Yılmaz Ali: Manavgat sanat adına büyük işler yapıyor. Sizin de bu konuda bir öneriniz var mı?

Emine Çataltaş: Manavgat’ta yazmaya gönül verenlerin öncülüğünde MANSAD’ın ( Manavgat Sanatçılar Derneği) kurulmasını büyük bir adım olarak değerlendiriyorum. Sistematik olarak yıl boyunca devam edecek yazar söyleşileri, okuma ve yorumlama etkinlikleri, görsel sergi ve uygulama çalışmaları, fuarların takvime bağlanıp halka ve ilgilenenlere duyurularak katılımın sağlanması gelişim süreçlerini hızlandıracaktır diye düşünüyorum.

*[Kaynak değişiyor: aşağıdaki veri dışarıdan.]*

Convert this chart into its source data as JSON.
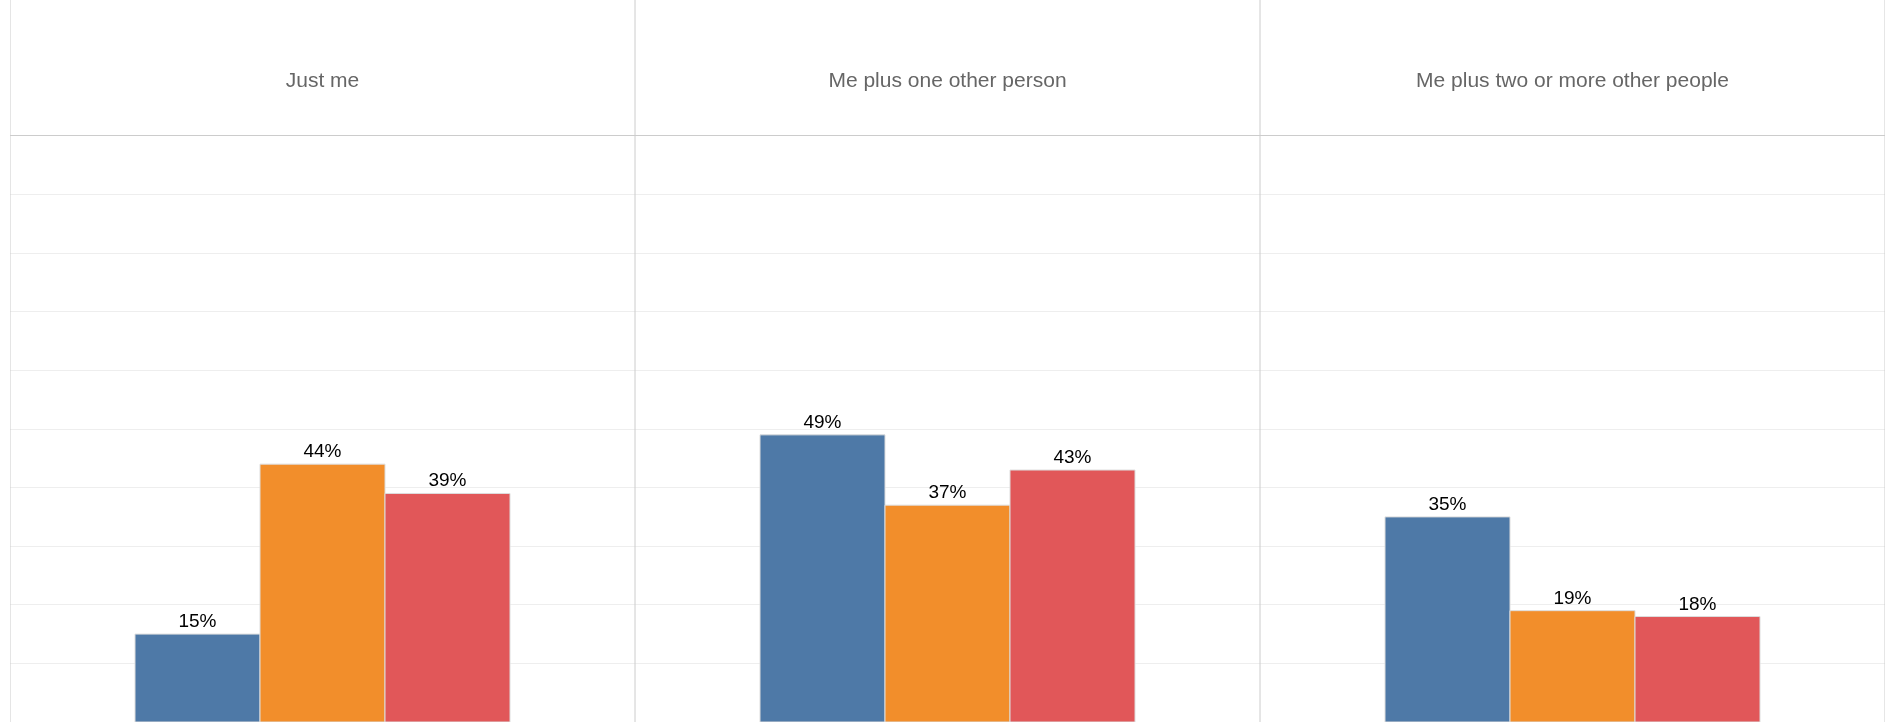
{
  "chart_data": {
    "type": "bar",
    "categories": [
      "Just me",
      "Me plus one other person",
      "Me plus two or more other people"
    ],
    "series": [
      {
        "color": "#4e79a7",
        "values": [
          15,
          49,
          35
        ],
        "value_labels": [
          "15%",
          "49%",
          "35%"
        ]
      },
      {
        "color": "#f28e2b",
        "values": [
          44,
          37,
          19
        ],
        "value_labels": [
          "44%",
          "37%",
          "19%"
        ]
      },
      {
        "color": "#e15759",
        "values": [
          39,
          43,
          18
        ],
        "value_labels": [
          "39%",
          "43%",
          "18%"
        ]
      }
    ],
    "ylim": [
      0,
      100
    ],
    "yticks": [
      {
        "value": 0,
        "label": null
      },
      {
        "value": 10,
        "label": null
      },
      {
        "value": 20,
        "label": null
      },
      {
        "value": 30,
        "label": null
      },
      {
        "value": 40,
        "label": null
      },
      {
        "value": 50,
        "label": null
      },
      {
        "value": 60,
        "label": null
      },
      {
        "value": 70,
        "label": null
      },
      {
        "value": 80,
        "label": null
      },
      {
        "value": 90,
        "label": null
      },
      {
        "value": 100,
        "label": null
      }
    ],
    "grid": "y",
    "tick_labels": "x"
  }
}
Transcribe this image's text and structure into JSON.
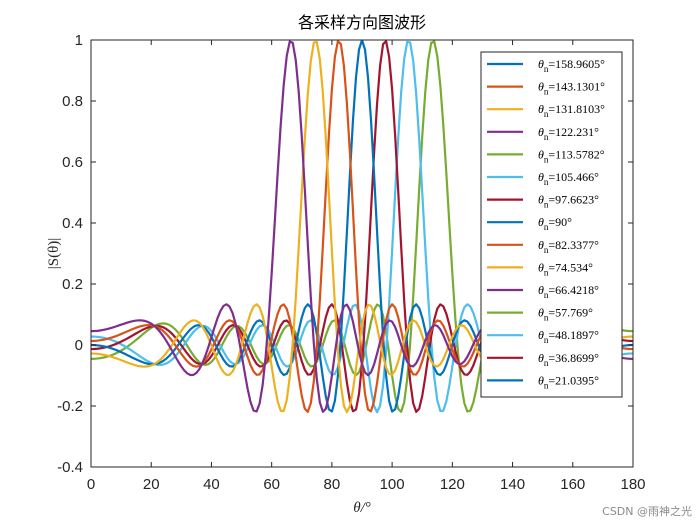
{
  "chart_data": {
    "type": "line",
    "title": "各采样方向图波形",
    "xlabel": "θ/°",
    "ylabel": "|S(θ)|",
    "xlim": [
      0,
      180
    ],
    "ylim": [
      -0.4,
      1
    ],
    "xticks": [
      "0",
      "20",
      "40",
      "60",
      "80",
      "100",
      "120",
      "140",
      "160",
      "180"
    ],
    "yticks": [
      "-0.4",
      "-0.2",
      "0",
      "0.2",
      "0.4",
      "0.6",
      "0.8",
      "1"
    ],
    "grid": false,
    "legend_position": "top-right",
    "legend_symbol": "θ",
    "legend_subscript": "n",
    "n_elements": 16,
    "x_sampling": [
      0,
      180,
      1
    ],
    "series": [
      {
        "name": "θn=158.9605°",
        "legend_value": "158.9605°",
        "theta_deg": 158.9605,
        "color": "#0072BD",
        "visible_on_plot": false
      },
      {
        "name": "θn=143.1301°",
        "legend_value": "143.1301°",
        "theta_deg": 143.1301,
        "color": "#D95319",
        "visible_on_plot": false
      },
      {
        "name": "θn=131.8103°",
        "legend_value": "131.8103°",
        "theta_deg": 131.8103,
        "color": "#EDB120",
        "visible_on_plot": false
      },
      {
        "name": "θn=122.231°",
        "legend_value": "122.231°",
        "theta_deg": 122.231,
        "color": "#7E2F8E",
        "visible_on_plot": false
      },
      {
        "name": "θn=113.5782°",
        "legend_value": "113.5782°",
        "theta_deg": 113.5782,
        "color": "#77AC30",
        "visible_on_plot": true
      },
      {
        "name": "θn=105.466°",
        "legend_value": "105.466°",
        "theta_deg": 105.466,
        "color": "#4DBEEE",
        "visible_on_plot": true
      },
      {
        "name": "θn=97.6623°",
        "legend_value": "97.6623°",
        "theta_deg": 97.6623,
        "color": "#A2142F",
        "visible_on_plot": true
      },
      {
        "name": "θn=90°",
        "legend_value": "90°",
        "theta_deg": 90,
        "color": "#0072BD",
        "visible_on_plot": true
      },
      {
        "name": "θn=82.3377°",
        "legend_value": "82.3377°",
        "theta_deg": 82.3377,
        "color": "#D95319",
        "visible_on_plot": true
      },
      {
        "name": "θn=74.534°",
        "legend_value": "74.534°",
        "theta_deg": 74.534,
        "color": "#EDB120",
        "visible_on_plot": true
      },
      {
        "name": "θn=66.4218°",
        "legend_value": "66.4218°",
        "theta_deg": 66.4218,
        "color": "#7E2F8E",
        "visible_on_plot": true
      },
      {
        "name": "θn=57.769°",
        "legend_value": "57.769°",
        "theta_deg": 57.769,
        "color": "#77AC30",
        "visible_on_plot": false
      },
      {
        "name": "θn=48.1897°",
        "legend_value": "48.1897°",
        "theta_deg": 48.1897,
        "color": "#4DBEEE",
        "visible_on_plot": false
      },
      {
        "name": "θn=36.8699°",
        "legend_value": "36.8699°",
        "theta_deg": 36.8699,
        "color": "#A2142F",
        "visible_on_plot": false
      },
      {
        "name": "θn=21.0395°",
        "legend_value": "21.0395°",
        "theta_deg": 21.0395,
        "color": "#0072BD",
        "visible_on_plot": false
      }
    ]
  },
  "watermark": "CSDN @雨神之光"
}
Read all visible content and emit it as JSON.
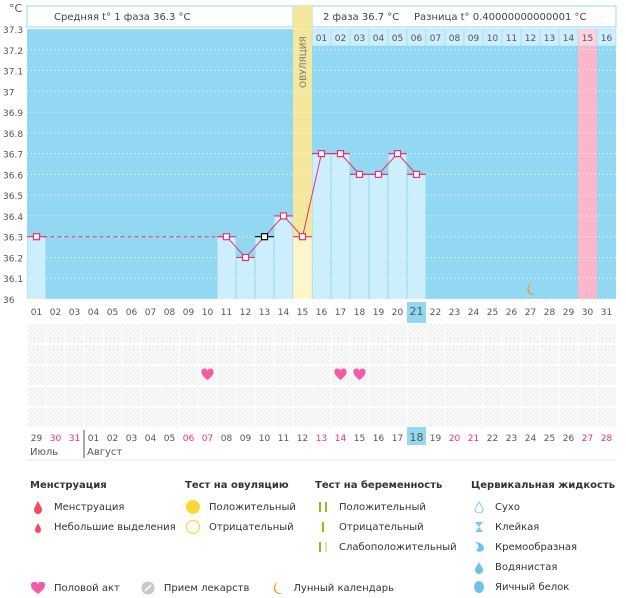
{
  "header": {
    "unit": "°C",
    "phase1_text": "Средняя t° 1 фаза 36.3 °C",
    "phase2_text": "2 фаза 36.7 °C",
    "diff_text": "Разница t° 0.40000000000001 °C",
    "ovulation_label": "ОВУЛЯЦИЯ"
  },
  "colors": {
    "chart_bg": "#92d8f2",
    "bar_fill": "#cdeefc",
    "ovulation_fill": "#f5e79a",
    "ovulation_bar": "#fdf6cc",
    "menstruation_fill": "#fbb5cb",
    "line": "#e8336b",
    "heart": "#f55aa8",
    "moon": "#f2961c",
    "today": "#92d8f2",
    "weekend": "#e8336b"
  },
  "chart_data": {
    "type": "line",
    "title": "",
    "xlabel": "",
    "ylabel": "°C",
    "ylim": [
      36,
      37.3
    ],
    "y_ticks": [
      "36",
      "36.1",
      "36.2",
      "36.3",
      "36.4",
      "36.5",
      "36.6",
      "36.7",
      "36.8",
      "36.9",
      "37",
      "37.1",
      "37.2",
      "37.3"
    ],
    "grid": true,
    "cycle_days": [
      "01",
      "02",
      "03",
      "04",
      "05",
      "06",
      "07",
      "08",
      "09",
      "10",
      "11",
      "12",
      "13",
      "14",
      "15",
      "16",
      "17",
      "18",
      "19",
      "20",
      "21",
      "22",
      "23",
      "24",
      "25",
      "26",
      "27",
      "28",
      "29",
      "30",
      "31"
    ],
    "today_cycle_day": "21",
    "temperatures": [
      {
        "day": "01",
        "value": 36.3
      },
      {
        "day": "11",
        "value": 36.3
      },
      {
        "day": "12",
        "value": 36.2
      },
      {
        "day": "13",
        "value": 36.3,
        "excluded": true
      },
      {
        "day": "14",
        "value": 36.4
      },
      {
        "day": "15",
        "value": 36.3
      },
      {
        "day": "16",
        "value": 36.7
      },
      {
        "day": "17",
        "value": 36.7
      },
      {
        "day": "18",
        "value": 36.6
      },
      {
        "day": "19",
        "value": 36.6
      },
      {
        "day": "20",
        "value": 36.7
      },
      {
        "day": "21",
        "value": 36.6
      }
    ],
    "coverline": 36.3,
    "ovulation_day": "15",
    "phase2_days": [
      "01",
      "02",
      "03",
      "04",
      "05",
      "06",
      "07",
      "08",
      "09",
      "10",
      "11",
      "12",
      "13",
      "14",
      "15",
      "16"
    ],
    "phase2_highlight_day": "15",
    "moon_day": "27",
    "intercourse_days": [
      "10",
      "17",
      "18"
    ],
    "calendar_dates": [
      {
        "d": "29",
        "weekend": false
      },
      {
        "d": "30",
        "weekend": true
      },
      {
        "d": "31",
        "weekend": true
      },
      {
        "d": "01",
        "weekend": false
      },
      {
        "d": "02",
        "weekend": false
      },
      {
        "d": "03",
        "weekend": false
      },
      {
        "d": "04",
        "weekend": false
      },
      {
        "d": "05",
        "weekend": false
      },
      {
        "d": "06",
        "weekend": true
      },
      {
        "d": "07",
        "weekend": true
      },
      {
        "d": "08",
        "weekend": false
      },
      {
        "d": "09",
        "weekend": false
      },
      {
        "d": "10",
        "weekend": false
      },
      {
        "d": "11",
        "weekend": false
      },
      {
        "d": "12",
        "weekend": false
      },
      {
        "d": "13",
        "weekend": true
      },
      {
        "d": "14",
        "weekend": true
      },
      {
        "d": "15",
        "weekend": false
      },
      {
        "d": "16",
        "weekend": false
      },
      {
        "d": "17",
        "weekend": false
      },
      {
        "d": "18",
        "weekend": false,
        "today": true
      },
      {
        "d": "19",
        "weekend": false
      },
      {
        "d": "20",
        "weekend": true
      },
      {
        "d": "21",
        "weekend": true
      },
      {
        "d": "22",
        "weekend": false
      },
      {
        "d": "23",
        "weekend": false
      },
      {
        "d": "24",
        "weekend": false
      },
      {
        "d": "25",
        "weekend": false
      },
      {
        "d": "26",
        "weekend": false
      },
      {
        "d": "27",
        "weekend": true
      },
      {
        "d": "28",
        "weekend": true
      }
    ],
    "months": [
      {
        "label": "Июль",
        "start_index": 0
      },
      {
        "label": "Август",
        "start_index": 3
      }
    ]
  },
  "legend": {
    "menstruation": {
      "title": "Менструация",
      "items": [
        "Менструация",
        "Небольшие выделения"
      ]
    },
    "ovulation_test": {
      "title": "Тест на овуляцию",
      "items": [
        "Положительный",
        "Отрицательный"
      ]
    },
    "pregnancy_test": {
      "title": "Тест на беременность",
      "items": [
        "Положительный",
        "Отрицательный",
        "Слабоположительный"
      ]
    },
    "cervical_fluid": {
      "title": "Цервикальная жидкость",
      "items": [
        "Сухо",
        "Клейкая",
        "Кремообразная",
        "Водянистая",
        "Яичный белок"
      ]
    },
    "other": [
      "Половой акт",
      "Прием лекарств",
      "Лунный календарь"
    ]
  }
}
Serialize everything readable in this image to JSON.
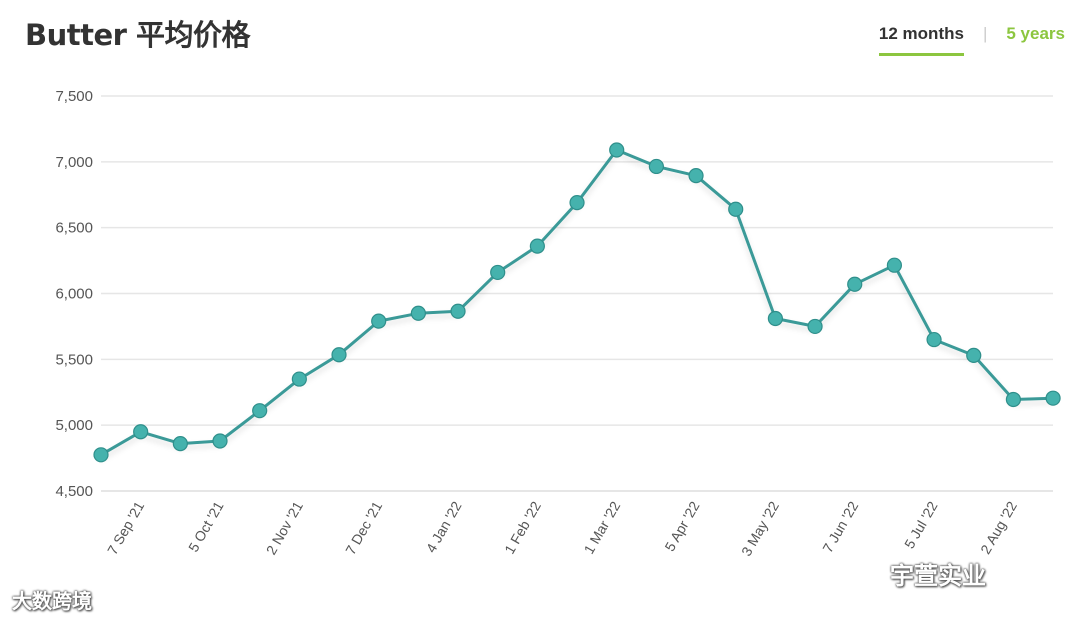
{
  "header": {
    "title": "Butter 平均价格",
    "tabs": [
      {
        "label": "12 months",
        "active": true
      },
      {
        "label": "5 years",
        "active": false
      }
    ]
  },
  "watermarks": {
    "left": "大数跨境",
    "right": "宇萱实业"
  },
  "colors": {
    "line": "#3a9a98",
    "marker": "#45b2ad",
    "accent": "#8cc63f",
    "grid": "#e6e6e6"
  },
  "chart_data": {
    "type": "line",
    "title": "Butter 平均价格",
    "xlabel": "",
    "ylabel": "",
    "ylim": [
      4500,
      7500
    ],
    "yticks": [
      7500,
      7000,
      6500,
      6000,
      5500,
      5000,
      4500
    ],
    "ytick_labels": [
      "7,500",
      "7,000",
      "6,500",
      "6,000",
      "5,500",
      "5,000",
      "4,500"
    ],
    "xtick_labels": [
      "7 Sep '21",
      "5 Oct '21",
      "2 Nov '21",
      "7 Dec '21",
      "4 Jan '22",
      "1 Feb '22",
      "1 Mar '22",
      "5 Apr '22",
      "3 May '22",
      "7 Jun '22",
      "5 Jul '22",
      "2 Aug '22"
    ],
    "grid": true,
    "legend": "none",
    "series": [
      {
        "values": [
          4775,
          4950,
          4860,
          4880,
          5110,
          5350,
          5535,
          5790,
          5850,
          5865,
          6160,
          6360,
          6690,
          7090,
          6965,
          6895,
          6640,
          5810,
          5750,
          6070,
          6215,
          5650,
          5530,
          5195,
          5205
        ]
      }
    ]
  }
}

Yılmaz Ali: Son olarak eklemek istediğiniz bir şey var mı?

Emine Çataltaş: Öncelikle bu röportajı hazırlayarak yazar ve sanatçıları tanıtma imkânı verdiğiniz için size ve gazetenize teşekkür ediyorum. Dünyamızı sanatın ve edebiyatın iyileştirici gücü ile daha yaşanılır hale getirilmesinde hepimize önemli bir sorumluluk düşüyor. Ve bizler Manavgat’ta yaşamanın ayrıcalığını doğası, tarihi geçmişi, turizm potansiyelinin getirdiği insan olgusunu yazıya ve sanata dönüştürmek, geleceğe iz bırakmakla yükümlüyüz.

Hepimizin yaşanabilir bir dünyaya hoş bir seda bırakması dileğimle.